Texto 5 – Do Bretton Woods de ontem ao Bretton Woods do futuro, por Richard Kozul-Wright

Texto 6 –Bretton Woods, por Adam Tooze

 


Seleção e tradução de Júlio Marques Mota

8 min de leitura

Parte V – Texto 1. Como enfrentar um “momento Bretton Woods” ?  

Por James M. Boughton

Publicado por  em 10 de Fevereiro de 2022 (original aqui)

 

 

Um novo sistema económico global tem de se basear num princípio-chave de Bretton Woods: o multilateralismo

 

A economia mundial está em grave desordem. O que podemos fazer a este respeito?

Tornou-se um lugar comum os líderes políticos e os especialistas pronunciarem-se sobre a necessidade de um “novo Bretton Woods” para resolver os problemas do nosso sistema económico mundial em rutura. O grito evoca memórias da conferência monetária em Bretton Woods, New Hampshire, em 1944, durante a qual todos os países aliados que lutaram contra o Eixo na Segunda Guerra Mundial criaram o sistema financeiro internacional baseado em regras que produziu um crescimento económico sem precedentes nas décadas que se seguiram à guerra. Mas as circunstâncias mudaram, e Bretton Woods – a única reunião económica global verdadeiramente bem sucedida do século XX – não pode ser reproduzida. Como seria uma resposta positiva hoje em dia?

Por vezes, o apelo da Conferência de Bretton Woods reflete um desejo de restaurar a disciplina impondo novas regras (ou retomando as antigas) sobre o comércio e as finanças através das fronteiras nacionais. Por vezes é um apelo a novas instituições para lidarem com novos desafios, tais como as alterações climáticas ou a ascensão da invasiva tecnologia digital. Por vezes, é apenas uma forma de resumir a necessidade urgente de restaurar a cooperação internacional na sequência do nacionalismo populista crescente. Na maioria dos casos, porém, estes apelos carecem de um objetivo claro e de um roteiro para lá chegar. Acontece que podemos percorrer um longo caminho para colmatar essas lacunas, estudando como e porquê a conferência original de Bretton Woods foi bem sucedida em 1944.

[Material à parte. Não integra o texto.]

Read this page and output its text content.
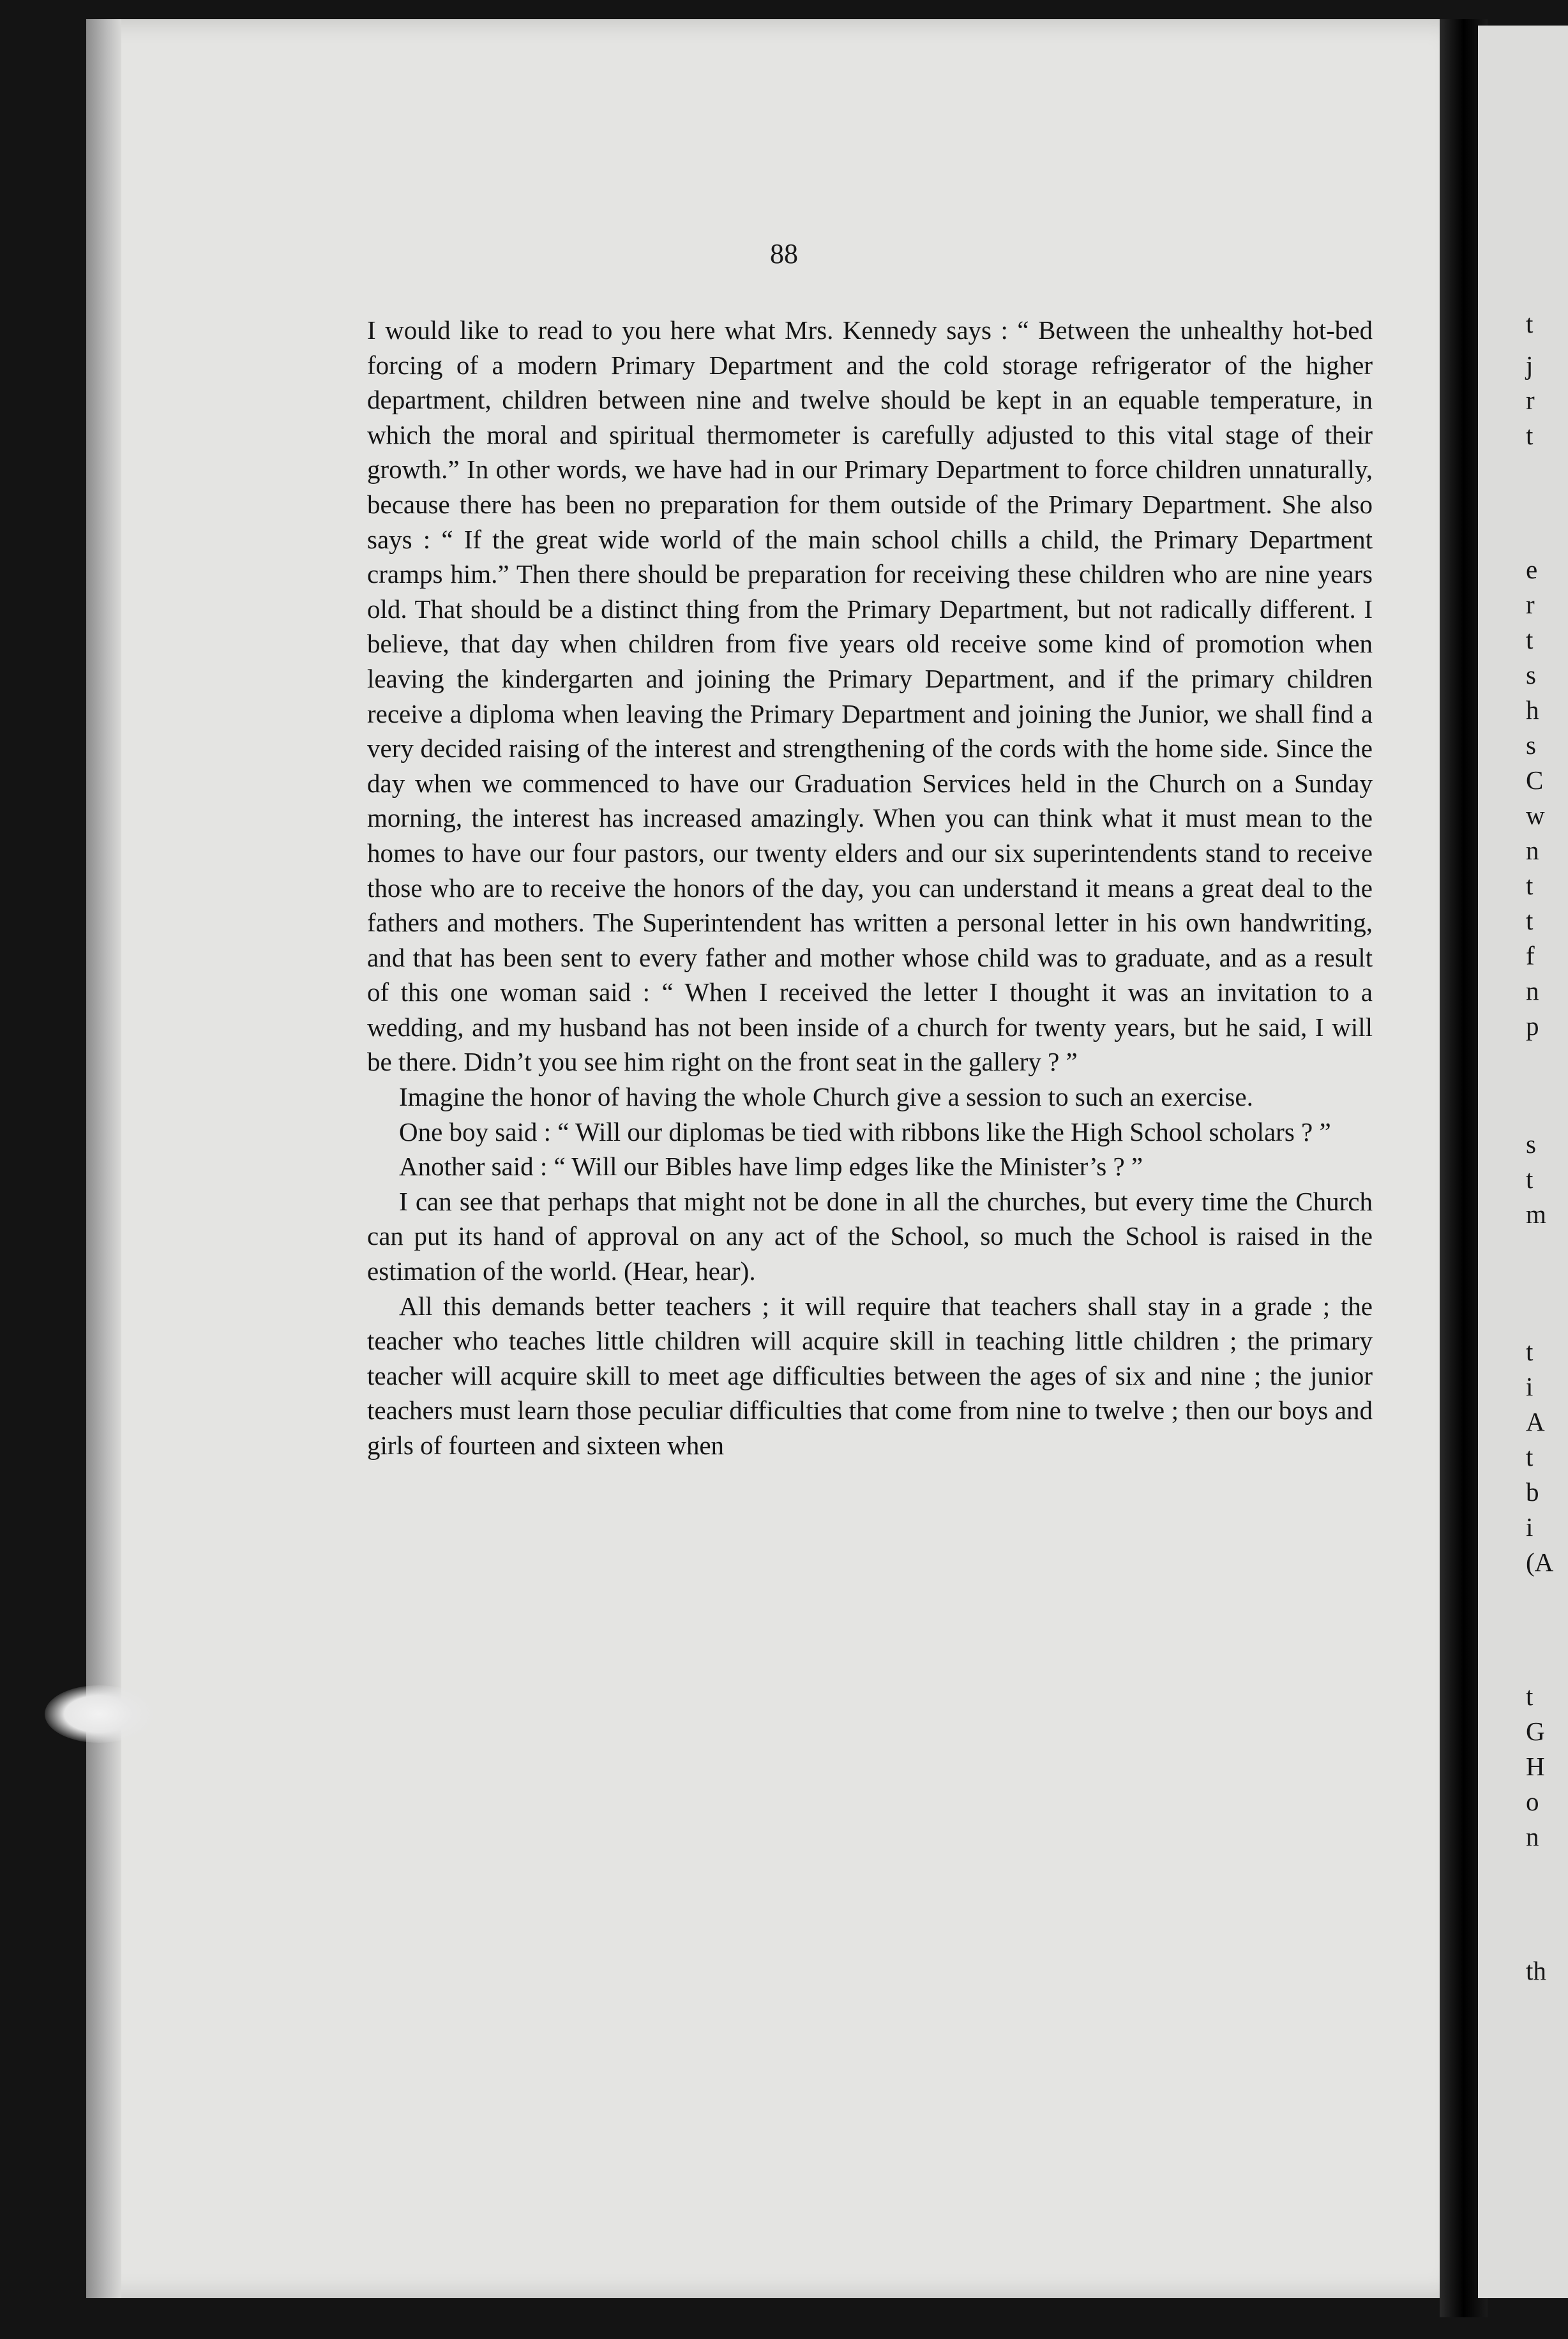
88

I would like to read to you here what Mrs. Kennedy says : “ Between the unhealthy hot-bed forcing of a modern Primary Department and the cold storage refrigerator of the higher department, children between nine and twelve should be kept in an equable temperature, in which the moral and spiritual thermometer is carefully adjusted to this vital stage of their growth.” In other words, we have had in our Primary Department to force children unnaturally, because there has been no preparation for them outside of the Primary Department. She also says : “ If the great wide world of the main school chills a child, the Primary Department cramps him.” Then there should be preparation for receiving these children who are nine years old. That should be a distinct thing from the Primary Department, but not radically different. I believe, that day when children from five years old receive some kind of promotion when leaving the kindergarten and joining the Primary Department, and if the primary children receive a diploma when leaving the Primary Department and joining the Junior, we shall find a very decided raising of the interest and strengthening of the cords with the home side. Since the day when we commenced to have our Graduation Services held in the Church on a Sunday morning, the interest has increased amazingly. When you can think what it must mean to the homes to have our four pastors, our twenty elders and our six superintendents stand to receive those who are to receive the honors of the day, you can understand it means a great deal to the fathers and mothers. The Superintendent has written a personal letter in his own handwriting, and that has been sent to every father and mother whose child was to graduate, and as a result of this one woman said : “ When I received the letter I thought it was an invitation to a wedding, and my husband has not been inside of a church for twenty years, but he said, I will be there. Didn’t you see him right on the front seat in the gallery ? ”

Imagine the honor of having the whole Church give a session to such an exercise.

One boy said : “ Will our diplomas be tied with ribbons like the High School scholars ? ”

Another said : “ Will our Bibles have limp edges like the Minister’s ? ”

I can see that perhaps that might not be done in all the churches, but every time the Church can put its hand of approval on any act of the School, so much the School is raised in the estimation of the world. (Hear, hear).

All this demands better teachers ; it will require that teachers shall stay in a grade ; the teacher who teaches little children will acquire skill in teaching little children ; the primary teacher will acquire skill to meet age difficulties between the ages of six and nine ; the junior teachers must learn those peculiar difficulties that come from nine to twelve ; then our boys and girls of fourteen and sixteen when

t
j
r
t
e
r
t
s
h
s
C
w
n
t
t
f
n
p
s
t
m
t
i
A
t
b
i
(A
t
G
H
o
n
th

Quando o economista americano Harry Dexter White começou em 1941 a planear o que viria a ser a conferência de Bretton Woods, a situação global era muito mais terrível do que é hoje. A guerra grassava na Europa e na Ásia; a depressão dos anos 30 tinha dizimado a produção económica, o emprego e o comércio; e a instabilidade da moeda tornava impraticável aceitar ou manter a moeda de qualquer país que não fosse o seu. Não havia simplesmente nenhum modelo ou padrão a que recorrer para pensar sobre como conceber um sistema para restaurar a prosperidade e a paz.

Um pensador surpreendentemente original, White – o economista-chefe do Tesouro dos EUA – começou por estabelecer uma visão clara do que tinha de ser alcançado e que medidas teriam de ser tomadas para aí chegar. Fundamentalmente, a prosperidade do pós-guerra exigiria uma renovação do comércio internacional. Se, em vez disso, os grandes países tentassem puxar cada um para seu lado seria praticamente inevitável, um regresso da Grande Depressão. O comércio exigiria cooperação, e a cooperação dependeria da aceitação de regras e do desenvolvimento de instituições com o poder de as fazer cumprir. O desafio que White enfrentou foi conseguir que os líderes políticos nos Estados Unidos e em toda a vasta aliança de países se concentrassem no problema e chegassem a acordo sobre uma estratégia que pudesse ser completada após a guerra ter sido ganha.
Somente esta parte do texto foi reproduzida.